You can probably understand why there are certain businesses mainstream lenders would not want to be associated with. But it is much less obvious why businesses such as day care centers, golf courses, and furniture stores might not only have challenges finding business financing, but can even be outright banned from certain types of funding.
To understand the issues involved, it can be helpful to use a car loan as a point of reference. As a consumer, you apply for a loan, you prove your ability to pay the loan, and you use the proceeds from the loan to buy an asset. In the event that you fail to pay back the loan, that asset would then be repossessed.
Many lenders will handle a small business loan the same way they would handle a consumer loan—if the owner personally guarantees the loan and has the assets to repay the loan if the business should fail. However, business loans can get extremely complicated. Technically, a business loan is made to a soulless legal entity with owners, investors, and creditors. All of these have to be addressed, and the lenders have to be satisfied that they have a clear path to recovering their money before a business will receive funding.
There are some types of businesses that have additional challenges when it comes to finding and obtaining business funding.

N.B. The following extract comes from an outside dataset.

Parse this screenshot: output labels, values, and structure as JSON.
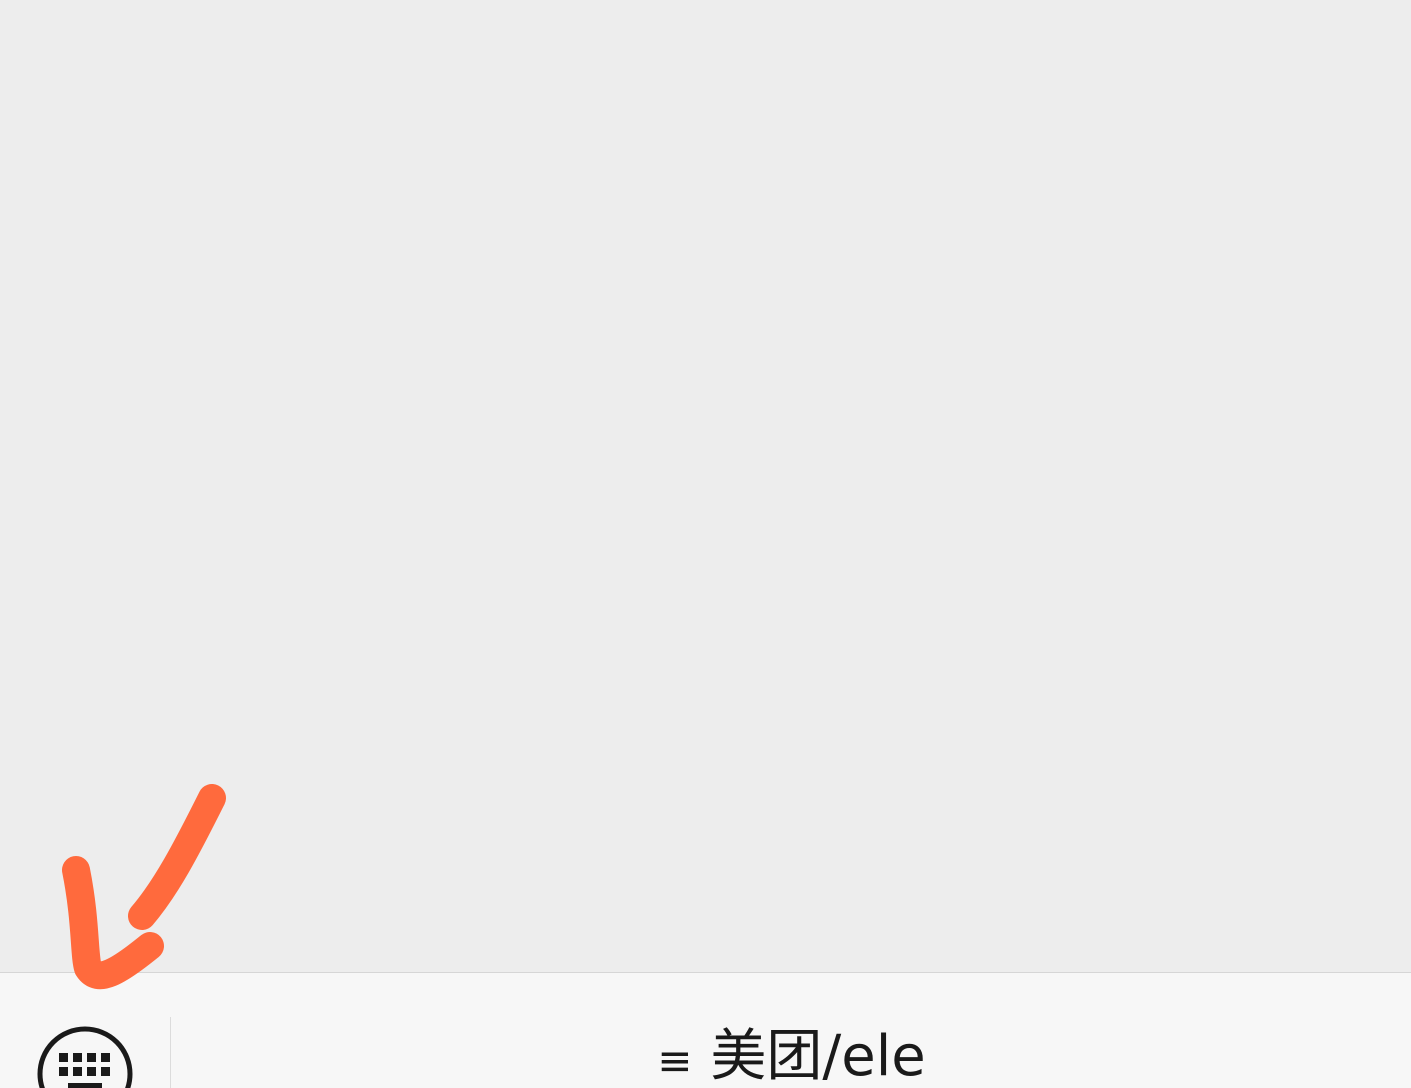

We mentioned a few of these above; you can also include auto dealerships, jewelry stores, gas stations, grocery stores, and home-based businesses in the list.
Why are some business automatically excluded from certain types of funding? Here are the most common reasons a business might be excluded:
- Thin profit margins: those industries that rely on a high-volume/low-margin model are usually the hardest hit in an economic downturn, and have a higher industry default rate.

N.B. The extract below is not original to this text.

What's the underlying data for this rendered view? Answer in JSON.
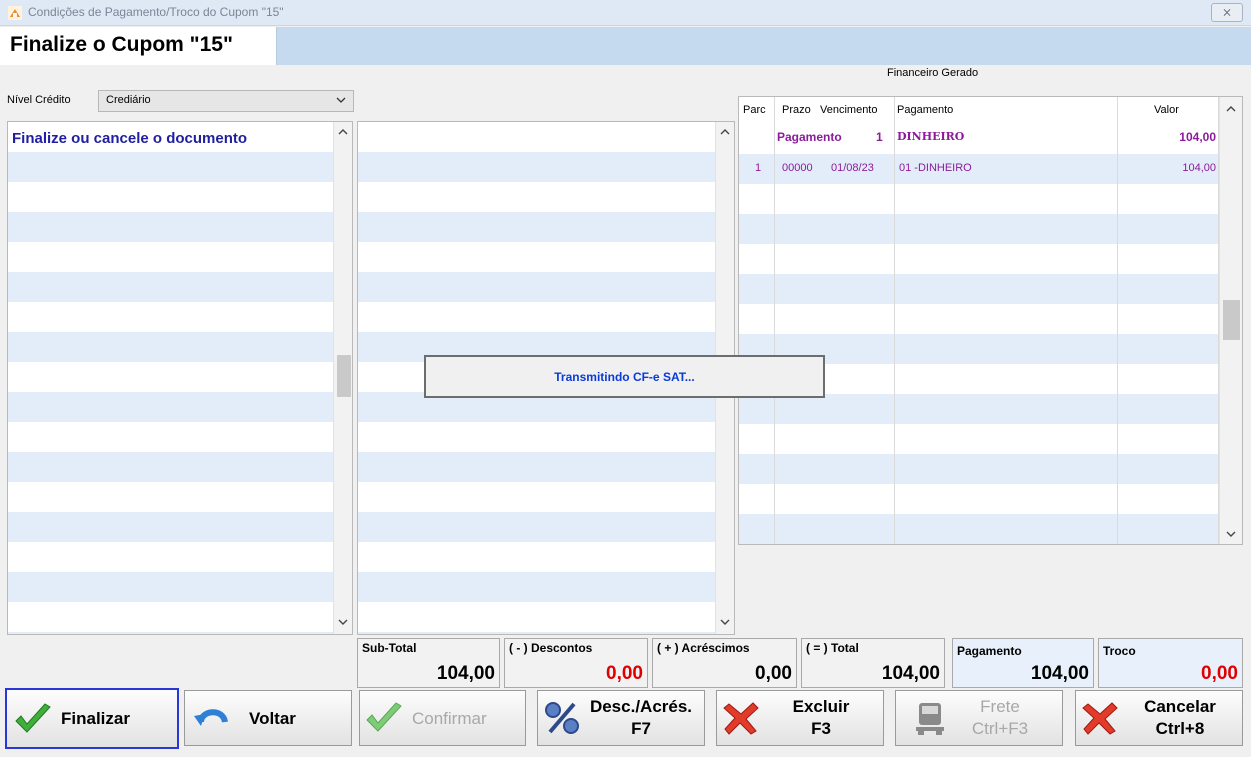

- The industry: call it “guilt by association,” but certain industries have historically higher rates of fraud and default and are automatically excluded by certain types of funding companies and lenders.
- Large ticket items: furniture stores and auto dealerships can have a good month ruined by one or two customer returns; receivables-based financing companies usually exclude these types of industries.
- Too many cash sales: while cash is king, it’s also hard to track. Companies that fund based on card sales will avoid these types of industries.
- Encumbered collateral: if your collateral doesn’t have any value as a standalone commodity, you are going to have challenges. For example, the deed to Hole #8 of your golf course is not as valuable on its own as it would be when paired with the rest of the course.
- No collateral: Home-based businesses have a great deal of challenges in finding financing because they typically do not have substantial collateral.